Links to Third Level: if I could turn briefly to the issue of media literacy and the relationship between media and academe

The Irish Times believes media literacy is a vital tool for all young people who need to be able to map their way through a world dominated by media of every description. The idea of teaching media studies was debated at length in the past, and supported editorially by The Irish Times, but was abandoned on the grounds of a crowded curriculum. With the advent of the digital age, it is even more prescient.

That very short-sighted decision should be examined again and media literacy examined as something to be introduced to children from primary school level. Third level institutions can play a pivotal role in helping to put the necessary curricular structure and training programmes in place. Children should also be taught to develop their own media, voice their own opinions and gain a real understanding of the media around them by creating their own media. The Irish Times has traditionally been heavily involved with young people through various programmes – and still is in many respects – but it would be willing to be involved again with a scaling up of creative media literacy projects.

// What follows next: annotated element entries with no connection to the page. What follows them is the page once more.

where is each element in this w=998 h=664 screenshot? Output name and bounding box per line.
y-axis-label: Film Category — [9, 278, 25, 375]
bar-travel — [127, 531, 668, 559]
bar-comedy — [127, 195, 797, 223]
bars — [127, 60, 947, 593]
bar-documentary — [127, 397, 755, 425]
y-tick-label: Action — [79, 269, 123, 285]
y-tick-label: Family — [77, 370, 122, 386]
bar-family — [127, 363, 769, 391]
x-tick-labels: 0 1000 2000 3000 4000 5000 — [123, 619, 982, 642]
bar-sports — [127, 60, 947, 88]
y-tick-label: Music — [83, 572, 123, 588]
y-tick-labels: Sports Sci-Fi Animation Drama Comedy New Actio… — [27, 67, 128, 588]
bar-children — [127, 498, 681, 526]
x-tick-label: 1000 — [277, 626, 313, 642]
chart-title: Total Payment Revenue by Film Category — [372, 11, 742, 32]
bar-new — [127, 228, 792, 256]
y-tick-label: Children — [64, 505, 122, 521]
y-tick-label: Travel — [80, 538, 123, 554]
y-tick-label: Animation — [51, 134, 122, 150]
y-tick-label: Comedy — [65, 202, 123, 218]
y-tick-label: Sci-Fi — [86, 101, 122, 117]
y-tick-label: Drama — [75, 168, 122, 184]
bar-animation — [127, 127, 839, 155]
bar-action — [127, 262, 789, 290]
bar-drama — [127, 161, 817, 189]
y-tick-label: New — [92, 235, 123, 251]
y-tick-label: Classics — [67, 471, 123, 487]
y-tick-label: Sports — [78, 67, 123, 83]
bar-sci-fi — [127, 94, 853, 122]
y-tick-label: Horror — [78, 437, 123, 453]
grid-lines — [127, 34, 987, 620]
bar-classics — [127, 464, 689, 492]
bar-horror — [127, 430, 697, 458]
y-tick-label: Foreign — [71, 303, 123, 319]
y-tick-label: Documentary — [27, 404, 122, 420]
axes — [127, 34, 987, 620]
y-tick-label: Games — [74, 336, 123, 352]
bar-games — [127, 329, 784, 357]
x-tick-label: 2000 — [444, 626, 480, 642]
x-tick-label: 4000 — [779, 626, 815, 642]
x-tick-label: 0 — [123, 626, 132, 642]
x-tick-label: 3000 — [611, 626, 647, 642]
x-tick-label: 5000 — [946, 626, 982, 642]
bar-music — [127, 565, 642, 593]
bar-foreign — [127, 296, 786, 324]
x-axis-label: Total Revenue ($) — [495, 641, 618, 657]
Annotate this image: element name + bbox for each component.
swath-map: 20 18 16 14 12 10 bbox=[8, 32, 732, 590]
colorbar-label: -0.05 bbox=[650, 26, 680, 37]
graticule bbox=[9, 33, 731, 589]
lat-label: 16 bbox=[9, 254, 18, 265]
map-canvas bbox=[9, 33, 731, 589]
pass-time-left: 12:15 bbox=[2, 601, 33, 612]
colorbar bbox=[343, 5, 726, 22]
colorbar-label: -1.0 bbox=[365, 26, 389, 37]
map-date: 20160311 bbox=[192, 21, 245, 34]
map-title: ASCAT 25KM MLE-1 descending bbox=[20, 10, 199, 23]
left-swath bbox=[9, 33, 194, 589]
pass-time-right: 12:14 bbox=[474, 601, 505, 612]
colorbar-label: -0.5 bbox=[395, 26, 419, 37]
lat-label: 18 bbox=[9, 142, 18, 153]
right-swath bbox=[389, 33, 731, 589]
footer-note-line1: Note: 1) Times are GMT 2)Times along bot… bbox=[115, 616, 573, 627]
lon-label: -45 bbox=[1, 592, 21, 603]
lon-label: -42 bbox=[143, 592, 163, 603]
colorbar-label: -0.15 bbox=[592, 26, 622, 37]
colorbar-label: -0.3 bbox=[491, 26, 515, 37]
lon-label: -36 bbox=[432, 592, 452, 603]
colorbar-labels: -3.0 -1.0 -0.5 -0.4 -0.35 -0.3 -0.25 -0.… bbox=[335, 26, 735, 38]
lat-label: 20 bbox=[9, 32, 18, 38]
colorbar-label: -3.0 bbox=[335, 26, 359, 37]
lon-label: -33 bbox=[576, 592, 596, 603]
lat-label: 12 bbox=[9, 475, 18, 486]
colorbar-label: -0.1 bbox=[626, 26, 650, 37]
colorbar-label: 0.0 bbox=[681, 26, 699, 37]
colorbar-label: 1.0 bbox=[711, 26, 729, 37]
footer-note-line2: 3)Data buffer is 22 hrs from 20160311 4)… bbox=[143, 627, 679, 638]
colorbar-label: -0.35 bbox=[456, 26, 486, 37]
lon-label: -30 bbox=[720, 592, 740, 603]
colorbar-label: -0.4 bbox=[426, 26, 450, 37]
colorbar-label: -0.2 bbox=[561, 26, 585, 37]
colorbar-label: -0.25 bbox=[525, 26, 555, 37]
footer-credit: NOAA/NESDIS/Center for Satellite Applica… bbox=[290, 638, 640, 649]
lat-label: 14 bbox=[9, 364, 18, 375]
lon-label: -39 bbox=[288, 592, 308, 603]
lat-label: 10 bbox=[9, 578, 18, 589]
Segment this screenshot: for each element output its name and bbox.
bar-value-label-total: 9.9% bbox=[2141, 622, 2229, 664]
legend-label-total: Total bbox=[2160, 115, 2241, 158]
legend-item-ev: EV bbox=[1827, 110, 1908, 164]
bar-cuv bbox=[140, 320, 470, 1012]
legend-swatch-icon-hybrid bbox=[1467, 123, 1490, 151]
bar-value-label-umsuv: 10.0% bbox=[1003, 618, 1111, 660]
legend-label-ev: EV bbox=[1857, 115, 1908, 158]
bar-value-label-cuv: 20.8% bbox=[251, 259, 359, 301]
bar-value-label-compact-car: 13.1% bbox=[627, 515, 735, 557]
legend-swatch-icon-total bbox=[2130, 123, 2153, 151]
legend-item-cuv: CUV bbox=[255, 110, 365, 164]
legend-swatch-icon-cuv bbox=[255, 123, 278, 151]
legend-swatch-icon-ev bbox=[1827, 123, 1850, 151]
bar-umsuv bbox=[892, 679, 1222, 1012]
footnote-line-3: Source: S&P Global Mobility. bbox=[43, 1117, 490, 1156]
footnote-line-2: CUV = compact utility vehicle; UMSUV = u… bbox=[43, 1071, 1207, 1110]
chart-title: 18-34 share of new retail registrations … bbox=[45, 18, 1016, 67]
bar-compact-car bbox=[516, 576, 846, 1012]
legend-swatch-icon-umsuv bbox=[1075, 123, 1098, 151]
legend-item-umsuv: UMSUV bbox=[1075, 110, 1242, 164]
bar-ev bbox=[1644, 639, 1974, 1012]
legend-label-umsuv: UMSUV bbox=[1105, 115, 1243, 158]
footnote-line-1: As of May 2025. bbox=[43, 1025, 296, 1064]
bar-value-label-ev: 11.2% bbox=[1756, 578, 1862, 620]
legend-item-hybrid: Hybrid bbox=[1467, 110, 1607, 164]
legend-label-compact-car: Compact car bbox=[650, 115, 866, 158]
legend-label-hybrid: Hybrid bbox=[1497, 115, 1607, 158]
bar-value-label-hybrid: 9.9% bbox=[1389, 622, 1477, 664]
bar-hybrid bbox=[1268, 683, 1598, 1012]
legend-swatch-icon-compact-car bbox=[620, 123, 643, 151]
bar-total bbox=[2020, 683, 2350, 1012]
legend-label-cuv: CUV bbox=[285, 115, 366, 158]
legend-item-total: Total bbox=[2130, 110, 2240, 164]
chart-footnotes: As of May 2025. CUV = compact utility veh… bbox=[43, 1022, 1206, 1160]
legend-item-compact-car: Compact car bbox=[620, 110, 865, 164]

The relationship between The Irish Times and academic journalism schools has been a good one. In my view, that relationship and what has emerged from it has had a tremendous role in fostering “healthy journalism” – separate to the important role they play in promoting high standards in our frenetic multimedia world of the 21st century.

Many of our journalists are graduates of journalism schools. Some of our former journalists are now journalism academics and we have an impressive record of taking in journalism students on placement and internships. That relationship could be strengthened with both sides, academic institutions and media institutions, working together on research projects and in the generation of public interest journalism – to ensure journalism that matters is challenging the world at this critical time, especially in social, economic and environmental contexts.

However, one caveat we would enter is that at a time of huge change in the media industry, the proliferation of courses is hardly wise. We would favour greater co-operation between journalism and media schools and even a merging to create centres of research and teaching excellence. That said, the growing maturity and rapport in our relationship, can ensure that this issue is addressed to ensure a better approach and outcome that is mutually beneficial.